The Computer History Museum held a wonderful event celebrating 30 years of Public Key Cryptography last week. In a sense it did not matter that as the meeting unfolded we heard that the NSA may well have implemented the idea that was first invented at GCHQ in the UK during the 70's. The event celebrated the public invention of ideas that underlies secure use of the internet by Diffie and Hellman in 1986.
John Markoff introduced the event with Dan Boneh from Stanford and Voltage Security. Dan gave us a short overview that explained what Public Key Cryptography is in terms that even a layman could follow and impressed on us the importance of its discovery.
This led to the panel run by Steven Levy who basically took us through the his book Crypto, starting with the invention of Public Key Cryptography by panelists Whitfield Diffie and Martin Hellman. The next part of the story was the commercialization of the ideas by RSA security represented by Jim Bidzos, and its first serious use in Lotus Notes by panelist Ray Ozzie. Ray took us to the moment where he needed to get an export license for Notes and ran into the roadblock of the government represented by Brian Snow who recently retired from the NSA.

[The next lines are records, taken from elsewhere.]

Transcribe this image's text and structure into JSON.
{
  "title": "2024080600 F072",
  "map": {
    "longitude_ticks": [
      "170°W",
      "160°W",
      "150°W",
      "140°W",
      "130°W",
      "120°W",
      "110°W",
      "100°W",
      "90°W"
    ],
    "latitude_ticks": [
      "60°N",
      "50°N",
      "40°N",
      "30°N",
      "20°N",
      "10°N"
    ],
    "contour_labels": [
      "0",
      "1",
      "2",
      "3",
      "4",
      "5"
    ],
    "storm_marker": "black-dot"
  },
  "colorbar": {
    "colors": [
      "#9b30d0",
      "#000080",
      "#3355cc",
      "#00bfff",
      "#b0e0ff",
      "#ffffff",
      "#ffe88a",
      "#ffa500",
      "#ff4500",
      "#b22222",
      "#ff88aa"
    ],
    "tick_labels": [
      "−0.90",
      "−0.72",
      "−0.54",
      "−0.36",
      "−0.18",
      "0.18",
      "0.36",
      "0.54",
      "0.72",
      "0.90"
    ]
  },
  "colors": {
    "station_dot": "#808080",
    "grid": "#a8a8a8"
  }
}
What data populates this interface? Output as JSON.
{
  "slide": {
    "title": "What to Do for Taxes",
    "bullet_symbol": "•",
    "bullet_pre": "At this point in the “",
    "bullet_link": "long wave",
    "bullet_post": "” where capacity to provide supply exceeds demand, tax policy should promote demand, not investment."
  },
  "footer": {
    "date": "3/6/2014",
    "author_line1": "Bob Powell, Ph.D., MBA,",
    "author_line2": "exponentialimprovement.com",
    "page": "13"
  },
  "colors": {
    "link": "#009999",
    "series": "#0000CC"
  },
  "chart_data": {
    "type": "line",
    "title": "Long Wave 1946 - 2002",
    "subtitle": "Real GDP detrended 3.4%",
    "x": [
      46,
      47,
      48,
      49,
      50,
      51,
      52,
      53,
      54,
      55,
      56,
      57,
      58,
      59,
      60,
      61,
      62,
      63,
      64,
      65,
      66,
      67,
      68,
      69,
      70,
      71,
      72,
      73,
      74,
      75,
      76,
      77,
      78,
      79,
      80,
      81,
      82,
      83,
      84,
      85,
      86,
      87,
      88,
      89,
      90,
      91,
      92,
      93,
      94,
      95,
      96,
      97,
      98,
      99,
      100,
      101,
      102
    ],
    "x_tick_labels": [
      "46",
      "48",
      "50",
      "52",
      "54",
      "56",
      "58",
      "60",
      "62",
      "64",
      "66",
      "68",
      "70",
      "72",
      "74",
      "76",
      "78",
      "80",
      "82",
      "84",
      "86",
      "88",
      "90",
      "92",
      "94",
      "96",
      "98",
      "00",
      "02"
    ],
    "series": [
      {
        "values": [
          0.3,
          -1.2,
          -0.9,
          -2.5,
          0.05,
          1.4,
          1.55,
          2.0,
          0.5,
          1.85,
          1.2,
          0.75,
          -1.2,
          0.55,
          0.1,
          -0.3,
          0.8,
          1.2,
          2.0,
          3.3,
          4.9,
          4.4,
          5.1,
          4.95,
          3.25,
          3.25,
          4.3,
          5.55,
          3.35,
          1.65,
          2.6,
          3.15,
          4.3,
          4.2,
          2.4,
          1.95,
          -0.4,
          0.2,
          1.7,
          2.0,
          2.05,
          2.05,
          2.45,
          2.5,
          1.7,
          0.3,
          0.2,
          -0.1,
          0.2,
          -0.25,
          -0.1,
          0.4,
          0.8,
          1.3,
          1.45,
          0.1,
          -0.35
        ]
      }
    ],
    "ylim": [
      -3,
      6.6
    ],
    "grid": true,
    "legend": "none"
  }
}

The central discussion revolved around the position of the defense establishment who wanted to prevent what they saw as a weapon falling into the hands of the enemy and the business interests who needed the technology to make the internet secure for commerce. My big takeaway is the counter-culture character of Diffie and Hellman, particularly Whit Diffie. I get comfort from the fact that people like Diffie are working on my side to ensure that this technology is available for all of us and not just the guys in blue suits and dark glasses.